الأربعاء، 25 يناير 2023

Astronomers Release Largest-Ever Map of Our Galaxy, Featuring 3.32 Billion Stars

We know that the sun is just one of more than 100 billion stars in the Milky Way galaxy, but we don’t know much about most of the stars outside our corner of the cosmos. That’s starting to change, thanks to projects like the DECaPS2 survey. Astronomers working on that initiative have just released a new stellar catalog featuring an incredible 3.32 billion stars. It’s the largest star map ever, and it’s still just a fraction of what’s out there.

The DECaPS2 project uses the Dark Energy Camera (DECam), a 520-megapixel imager on the Víctor M. Blanco 4-meter Telescope. It was originally built to carry out the Dark Energy Survey, which wrapped up in 2019. The instrument has also been available to astronomers conducting other work, including the DECaPS2 survey. The first data sets were released in 2017, and with the latest update, the star map covers 6.5% of the sky and 130 degrees. That’s 13,000 times the angular area of the full moon when viewed from Earth.

Lead author of the new paper, Andrew Saydjari says that the key to DECaPS2’s success is not a wealth of observation time. Rather, the survey has been able to generate its enormous star map because the team focused on the hard problem of studying the dense starfields in the galactic plane. “We simply pointed at a region with an extraordinarily high density of stars and were careful about identifying sources that appear nearly on top of each other,” Saydjari says.

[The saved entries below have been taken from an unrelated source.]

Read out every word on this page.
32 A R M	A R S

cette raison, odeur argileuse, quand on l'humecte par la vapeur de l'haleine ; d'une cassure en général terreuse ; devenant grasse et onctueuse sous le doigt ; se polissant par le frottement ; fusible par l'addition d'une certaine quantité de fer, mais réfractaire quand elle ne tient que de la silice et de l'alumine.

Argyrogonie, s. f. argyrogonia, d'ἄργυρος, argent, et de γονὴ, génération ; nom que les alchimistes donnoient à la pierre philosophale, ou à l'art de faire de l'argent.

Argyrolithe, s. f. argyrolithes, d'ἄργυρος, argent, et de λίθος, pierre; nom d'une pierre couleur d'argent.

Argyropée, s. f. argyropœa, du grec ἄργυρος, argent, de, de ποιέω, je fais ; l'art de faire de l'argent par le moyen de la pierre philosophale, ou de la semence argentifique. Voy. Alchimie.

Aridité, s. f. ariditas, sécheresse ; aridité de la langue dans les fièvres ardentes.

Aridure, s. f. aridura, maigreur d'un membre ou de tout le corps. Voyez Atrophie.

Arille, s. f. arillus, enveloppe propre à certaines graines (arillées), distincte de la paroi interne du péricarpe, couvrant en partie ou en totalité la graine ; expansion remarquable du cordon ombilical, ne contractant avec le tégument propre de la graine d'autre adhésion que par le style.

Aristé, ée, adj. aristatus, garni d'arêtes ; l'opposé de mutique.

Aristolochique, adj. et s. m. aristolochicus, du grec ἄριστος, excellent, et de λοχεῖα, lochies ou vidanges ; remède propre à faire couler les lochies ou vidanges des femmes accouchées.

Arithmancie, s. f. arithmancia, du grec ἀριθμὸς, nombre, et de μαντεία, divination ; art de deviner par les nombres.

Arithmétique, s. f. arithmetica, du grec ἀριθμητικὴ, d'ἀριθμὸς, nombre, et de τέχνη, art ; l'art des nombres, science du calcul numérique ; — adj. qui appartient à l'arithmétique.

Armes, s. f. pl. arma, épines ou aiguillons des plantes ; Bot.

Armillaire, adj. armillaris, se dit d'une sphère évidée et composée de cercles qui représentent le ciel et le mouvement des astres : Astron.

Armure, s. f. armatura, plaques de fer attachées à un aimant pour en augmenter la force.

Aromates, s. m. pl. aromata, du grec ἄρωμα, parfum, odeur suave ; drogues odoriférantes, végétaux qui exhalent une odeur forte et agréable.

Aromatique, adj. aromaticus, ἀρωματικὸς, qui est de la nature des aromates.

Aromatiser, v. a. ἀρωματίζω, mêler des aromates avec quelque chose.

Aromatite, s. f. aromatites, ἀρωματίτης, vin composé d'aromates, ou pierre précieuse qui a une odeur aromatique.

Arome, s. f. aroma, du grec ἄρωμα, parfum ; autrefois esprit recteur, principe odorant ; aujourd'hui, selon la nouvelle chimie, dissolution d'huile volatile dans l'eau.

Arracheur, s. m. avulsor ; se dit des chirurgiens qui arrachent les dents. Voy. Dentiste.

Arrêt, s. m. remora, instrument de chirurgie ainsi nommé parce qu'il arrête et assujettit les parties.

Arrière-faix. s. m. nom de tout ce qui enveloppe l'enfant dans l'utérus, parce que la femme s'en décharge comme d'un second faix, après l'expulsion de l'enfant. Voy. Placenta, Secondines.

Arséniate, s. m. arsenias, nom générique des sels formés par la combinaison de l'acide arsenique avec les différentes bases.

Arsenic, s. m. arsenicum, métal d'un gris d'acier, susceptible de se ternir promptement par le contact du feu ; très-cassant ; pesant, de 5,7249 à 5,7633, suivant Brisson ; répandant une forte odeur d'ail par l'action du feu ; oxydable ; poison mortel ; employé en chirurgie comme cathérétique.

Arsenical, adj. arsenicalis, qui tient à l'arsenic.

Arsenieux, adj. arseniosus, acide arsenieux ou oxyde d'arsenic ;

A low-resolution image of the DECaPS2 data is overlaid on an image showing the full sky. The callout box is a full-resolution view of a small portion of the DECaPS2 data.

The DECam was a perfect instrument to take on the challenge of diving into the densest part of the galaxy. It operates in the near-infrared part of the spectrum, allowing it to see past the clouds of dust and gas that obscure observations in the visual spectrum. When combined with images from Pan-STARRS 1 observatory, it is possible to create a 3D map of the Milky Way’s disk, providing previously impossible insight into the structure of stars and the interstellar medium.

The datasets collected by the survey are available for download on the project’s site, which is part of the National Science Foundation’s NOIRLab. There’s also a web-based viewer for the image data, which lets you zoom in on any region scanned by the DECam. And you can keep zooming. It really drives home the staggering level of detail captured by the DECaPS2 project.